Extracorporeal life support (ECLS) for heart/lung in a patient in cardiorespiratory failure is a highly specialized technique which needs careful patient selection, resources, infrastructure and interdisciplinary expertise much like a transplant program. The aim of this editorial is to outline the scope of Extracorporeal membrane oxygenator (ECMO) in preoperative bridging and perioperative management of sick patients with organ failure awaiting transplant as well as post-transplant. The attempt is to collate data of international and national experience for reference.
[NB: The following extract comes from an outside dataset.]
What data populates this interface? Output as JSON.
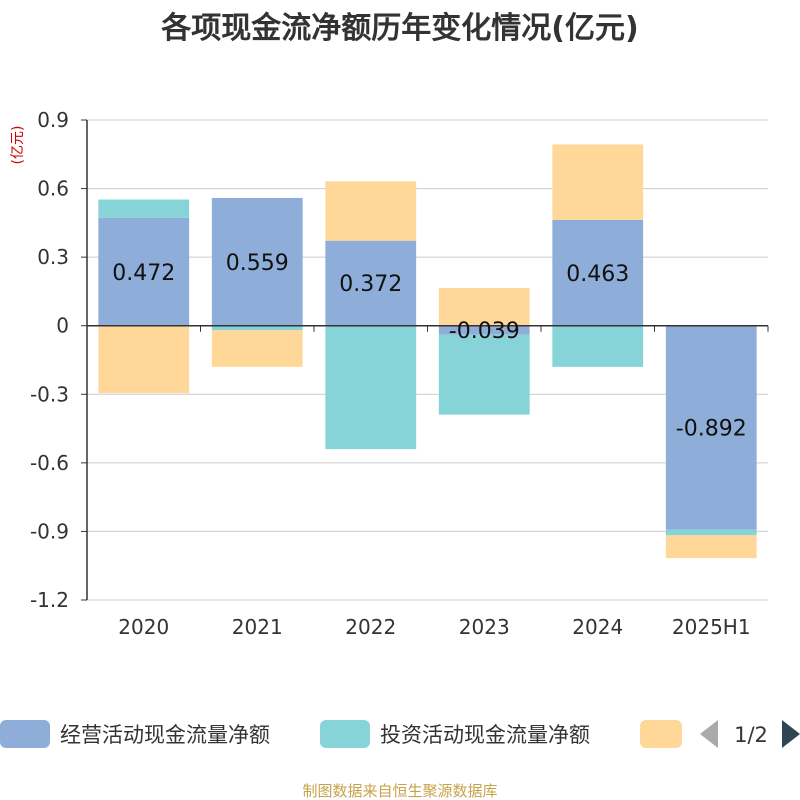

ECMO is a validated tool as a bridge to heart or lung transplant if the patients decompensate while awaiting a transplant. The method, timing of initiation and end objectives of ECMO in these patients is not the same as that for conventional patients with sudden onset heart lung failure. Of greater challenge is the role of ECMO in liver transplant recipient perioperatively as it is definitely not a bridge to liver transplant. However, with careful selection and in ideal candidates ECMO can be used to stabilize a patient with liver failure or chronic liver disease who may otherwise be deemed too sick to transplant.